VoP’22 – nokaut? Nie, żarty.

Ten etap nazwano nokaut. Głupio, prawda? Bo znokautować można boksera na ringu, ale żeby w sztuce? No właśnie, kto tu mówi o sztuce, to program rozrywkowy przecież. Bo wczoraj rzeczywiście nokauty były, ale ich autorami byli trenerzy, przydzielając dziwny repertuar. A najbardziej spektakularny nokaut wykonała Lanberry – jej drużyna była najlepsza. U niej ci, którzy odpadli, byli niejednokrotnie lepsi od zwycięzców w innych zespołach.

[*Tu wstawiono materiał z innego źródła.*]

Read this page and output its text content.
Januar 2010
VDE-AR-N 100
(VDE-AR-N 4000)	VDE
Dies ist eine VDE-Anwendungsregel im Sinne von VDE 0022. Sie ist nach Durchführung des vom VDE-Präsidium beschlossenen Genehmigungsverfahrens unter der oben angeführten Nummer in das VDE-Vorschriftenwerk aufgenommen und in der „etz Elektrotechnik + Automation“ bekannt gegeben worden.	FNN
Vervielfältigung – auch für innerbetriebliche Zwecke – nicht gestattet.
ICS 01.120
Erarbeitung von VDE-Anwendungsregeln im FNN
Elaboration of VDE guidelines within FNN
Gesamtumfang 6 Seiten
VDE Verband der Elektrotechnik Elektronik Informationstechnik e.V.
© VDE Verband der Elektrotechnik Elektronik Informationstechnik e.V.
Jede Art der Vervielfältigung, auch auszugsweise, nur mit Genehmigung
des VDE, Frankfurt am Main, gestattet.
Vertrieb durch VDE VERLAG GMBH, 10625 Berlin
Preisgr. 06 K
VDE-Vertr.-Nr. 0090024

Zaczęło się dziwnie, bo Justyna Steczkowska swoim podopiecznym zaproponowała głównie repertuar koturnowy. Było więc patetycznie i banalnie, jak na profesjonalnym karaoke. Podobała mi się, jak zwykle zresztą Magda Nawojska. Nie zdziwiłem się jednak, że wokalistka odpadła, bo jej odwaga uwierała jurorom od początku. W końcu więc jej trenerka musiała się poddać. Szkoda. Na szczęście nie odpadła Julianna Olańska, zdecydowanie najciekawsza wokalistka w tej grupie. Zresztą o niej też pisałem już po pierwszym etapie.

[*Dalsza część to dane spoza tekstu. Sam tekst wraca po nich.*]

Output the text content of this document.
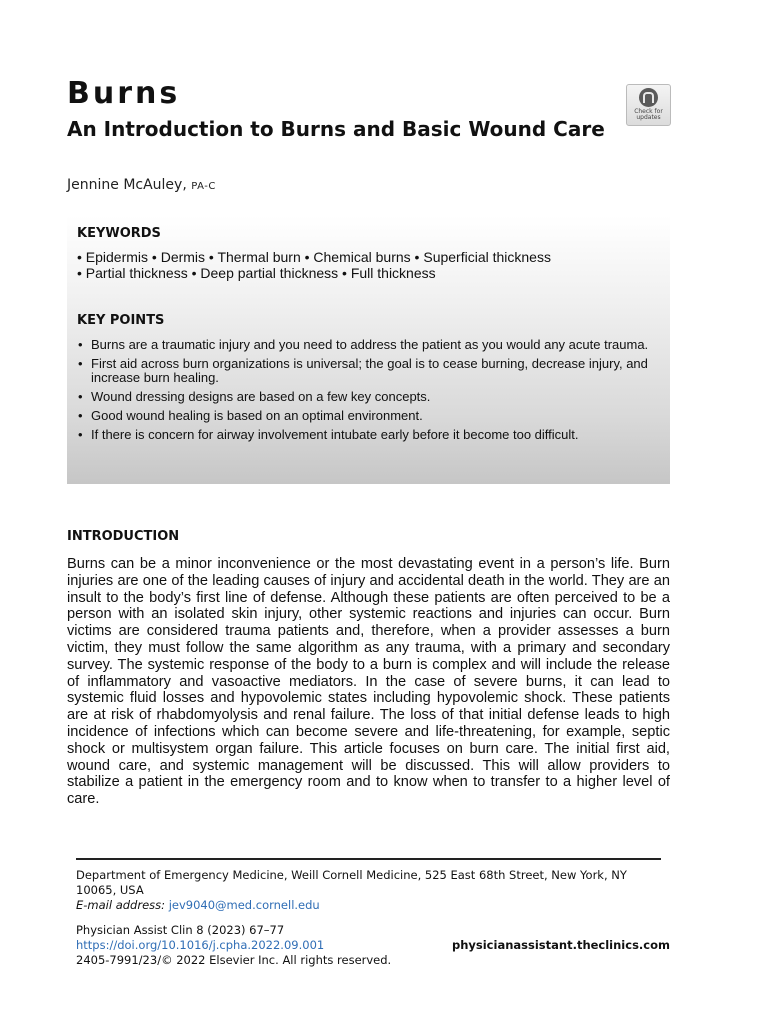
Burns
An Introduction to Burns and Basic Wound Care
Check for updates
Jennine McAuley, PA-C
KEYWORDS
• Epidermis • Dermis • Thermal burn • Chemical burns • Superficial thickness
• Partial thickness • Deep partial thickness • Full thickness
KEY POINTS
• Burns are a traumatic injury and you need to address the patient as you would any acute trauma.
• First aid across burn organizations is universal; the goal is to cease burning, decrease injury, and increase burn healing.
• Wound dressing designs are based on a few key concepts.
• Good wound healing is based on an optimal environment.
• If there is concern for airway involvement intubate early before it become too difficult.
INTRODUCTION

Burns can be a minor inconvenience or the most devastating event in a person’s life. Burn injuries are one of the leading causes of injury and accidental death in the world. They are an insult to the body’s first line of defense. Although these patients are often perceived to be a person with an isolated skin injury, other systemic reactions and injuries can occur. Burn victims are considered trauma patients and, therefore, when a provider assesses a burn victim, they must follow the same algorithm as any trauma, with a primary and secondary survey. The systemic response of the body to a burn is complex and will include the release of inflammatory and vasoactive mediators. In the case of severe burns, it can lead to systemic fluid losses and hypovolemic states including hypovolemic shock. These patients are at risk of rhabdomyolysis and renal failure. The loss of that initial defense leads to high incidence of infections which can become severe and life-threatening, for example, septic shock or multisystem organ failure. This article focuses on burn care. The initial first aid, wound care, and systemic management will be discussed. This will allow providers to stabilize a patient in the emergency room and to know when to transfer to a higher level of care.

Department of Emergency Medicine, Weill Cornell Medicine, 525 East 68th Street, New York, NY 10065, USA
E-mail address: jev9040@med.cornell.edu
Physician Assist Clin 8 (2023) 67–77
https://doi.org/10.1016/j.cpha.2022.09.001
2405-7991/23/© 2022 Elsevier Inc. All rights reserved.
physicianassistant.theclinics.com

Występy wokalistów, którymi się opiekuje Lanberry, to wydarzenie. Potem okazało się, że po tej grupie właściwie można było przestać oglądać program. Bo tu podobał mi się każdy, nawet ci, których wcześniejsze występy mnie nie zachwycały. I trzeba podkreślić dobór repertuaru – trenerka doskonale trafiała z piosenkami, chociaż niektóre wybory były zaskakujące. Jednak Lanberry znalazła jakiś specjalny klucz dotarcia do swoich podopiecznych, umiała wyciągnąć z nich to coś, co sprawiło, że to były bardzo udane prezentacje. Nie zawiedli moi faworyci. Łukasz Drapała znowu pokazał klasę, chociaż zaczynam się obawiać, czy ta łatwość wykonywania wszystkiego nie doprowadzi do nieszczęścia. Bo wczoraj już sama informacja, że wokalista zaśpiewa kultową piosenkę „C’est La Vie” mogła zmrozić – na tym etapie wykonanie mocno skróconego utworu, w którym wszystko jest ważne, było pomysłem karkołomnym. Łukasz jednak dał radę, chociaż chyba zabrakło mu trochę spokoju i większej precyzji we frazowaniu. Nie można mieć jednak pretensji, bo w tej formule wyścigów był to jakby „koszt uboczny”. Po tym występie pomyślałem, że jeśli ktoś wpadł na taki pomysł, to równie dobrze można zaproponować zaśpiewanie „Dziwny jest ten świat”. Oczywiście potraktowałem to jako czarny humor. Później się okazało, że w tym programie granice szaleństwa nie istnieją – tę piosenkę także wczoraj usłyszeliśmy. I to pozostawię bez komentarza.
Mój drugi faworyt, Norbert Wronka, także zachwycił. Tutaj zetknęliśmy się z podobnym problemem, bo konieczność wykonania piosenki w krótszej wersji wpłynęła na lekką nerwowość. Bo inaczej buduje się dramaturgię przez 4 minuty, a w czasie o połowę krótszym niektóre fragmenty piosenki brzmią nieco nienaturalnie. Jednak tych dwóch wokalistów, Łukasz i Norbert, to najjaśniejsze punkty całego programu.
Potem nic szczególnego się już nie wydarzyło, bo w pozostałych zespołach mojej uwagi nie zwrócił nikt. Najbardziej szkoda mi było Julii Szarlińskiej. Prawdopodobnie pokonała ją piosenka, ale i tak ta wokalistka jest nadzieją na dobre śpiewanie w następnych występach.